GÜNCEL EGE YEREL YÖNETİMLER EKONOMİ POLİTİKA SPOR RÖPORTAJLAR YAZAR CAFE FOTO GALERİ VİDEO GALERİ
Mehmet KARABEL
YAZARLAR
1 Şubat 2019 Cuma

Vermeyince mabud, neylesin Mahmut?

AK Parti, tam 18 yıldır…

İzmir’de “birinci parti” olmak istiyor…

Bu kimilerine göre “şiddetli” bir arzudur…

Ama…

Bir türlü “tezahür” etmiyor / edemiyor…

İlk kez iktidar partisinin İzmir adayı Zeybekci…

Kendine göre “yumuşak iniş” yaparak…

Bu gidişatı değiştirmek istiyor…

Kolay mı?

Çok kolay olduğunu sanmıyorum…

Çünkü…

AK Parti 18 yıldır bu kadim kentte girdiği hiçbir seçimi kazanamadı…

Çeşitli sebepleri var…

Mesela…

İzmir’in suyu arsenikli diye salladılar; tutmadı…

Eli yüzü pasaklı, sümüklü çocuk dediler; tutmadı…

Körfezi kastederek kokuyor dediler; tutmadı…

Bi’ara “Gavur İzmir” lafları döndü; o yine hiç tutmadı…

Bunların hepsi oldu, yaşandı, tarihe geçti…

Gelgelelim…

İktidar Partisi, bi’kere olsun…

Kendine dönüp “harbiden” şunu sormadı…

“Biz neden İzmir’i kazanamıyoruz?”

Kimbilir…

Belki de sormaya cesaret edemedi:

18 yıldır her defasında aynı mazaret:

“Kendimizi İzmir’e anlatamadık…”

Ne münasebet!

İzmirli zeka yoksunu mu?

Lastik gibi uzatmaya gerek yok; tek cevabı var bu sorunun:

“Mahallenin güzel kızının içi almıyor…”

Aslında “o cümlenin sahibi” de bunu iyi biliyor!

Rakı, makı muhabbeti “aksesuar”dan başka bi’şi değil…
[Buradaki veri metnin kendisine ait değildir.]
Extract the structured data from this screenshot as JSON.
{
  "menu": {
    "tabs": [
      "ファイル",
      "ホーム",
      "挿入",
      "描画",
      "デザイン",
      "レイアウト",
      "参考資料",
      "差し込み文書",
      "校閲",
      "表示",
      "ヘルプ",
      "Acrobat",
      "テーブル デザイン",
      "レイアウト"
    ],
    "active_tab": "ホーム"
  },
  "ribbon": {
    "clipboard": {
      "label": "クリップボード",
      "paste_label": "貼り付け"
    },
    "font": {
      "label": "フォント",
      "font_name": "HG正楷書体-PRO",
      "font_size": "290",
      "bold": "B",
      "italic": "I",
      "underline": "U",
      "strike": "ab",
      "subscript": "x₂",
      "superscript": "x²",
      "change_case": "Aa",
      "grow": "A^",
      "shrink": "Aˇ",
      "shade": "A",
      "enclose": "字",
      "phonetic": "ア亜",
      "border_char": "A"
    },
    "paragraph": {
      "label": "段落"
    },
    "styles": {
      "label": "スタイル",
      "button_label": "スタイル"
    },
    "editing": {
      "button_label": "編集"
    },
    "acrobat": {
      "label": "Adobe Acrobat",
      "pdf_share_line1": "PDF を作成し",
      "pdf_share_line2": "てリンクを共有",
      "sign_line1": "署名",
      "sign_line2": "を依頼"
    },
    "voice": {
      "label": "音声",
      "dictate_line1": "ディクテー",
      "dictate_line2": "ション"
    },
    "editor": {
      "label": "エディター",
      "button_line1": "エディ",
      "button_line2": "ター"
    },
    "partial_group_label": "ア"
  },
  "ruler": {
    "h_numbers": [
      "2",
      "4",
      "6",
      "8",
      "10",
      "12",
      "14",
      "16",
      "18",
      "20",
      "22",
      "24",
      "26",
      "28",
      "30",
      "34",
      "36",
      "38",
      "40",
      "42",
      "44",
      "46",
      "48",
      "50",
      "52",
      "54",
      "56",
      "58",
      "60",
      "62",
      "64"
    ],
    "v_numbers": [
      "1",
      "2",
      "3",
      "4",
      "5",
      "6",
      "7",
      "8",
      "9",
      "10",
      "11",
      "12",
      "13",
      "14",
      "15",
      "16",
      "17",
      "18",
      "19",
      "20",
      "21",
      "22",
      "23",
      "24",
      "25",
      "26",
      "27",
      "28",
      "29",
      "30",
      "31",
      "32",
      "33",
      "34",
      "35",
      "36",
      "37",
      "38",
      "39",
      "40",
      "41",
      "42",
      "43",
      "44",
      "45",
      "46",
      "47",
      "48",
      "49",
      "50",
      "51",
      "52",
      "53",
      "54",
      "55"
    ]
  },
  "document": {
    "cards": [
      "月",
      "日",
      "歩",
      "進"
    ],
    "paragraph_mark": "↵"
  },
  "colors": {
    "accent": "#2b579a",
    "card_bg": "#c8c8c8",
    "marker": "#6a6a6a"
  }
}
Siyaseten “son nokta atışı” Tunç Soyer’in babası ile ilgili…

O hepsinden vahim…

Ki, anlıyorlar ama…

Yine de “kaşımaya” devam ediyorlar…

Yazık…

***

AK Parti kurulduğunda dünyaya gelen İzmirli bir bebek…

Şu sıralarda oy kullanacak…

Neyle büyüdü bu çocuklar?

Yukarda saydığımız “ibretlik” olumsuz örneklerle…

Yakışıksız “yakıştırmalar”ın farkında o delikanlılar…

Kendisinin yanağından “kerhen” kesme alındığını biliyor ve…

Susuyor!

***

Bakın…

2002’den beri yapılan üç yerel seçim sonuçlarına göre…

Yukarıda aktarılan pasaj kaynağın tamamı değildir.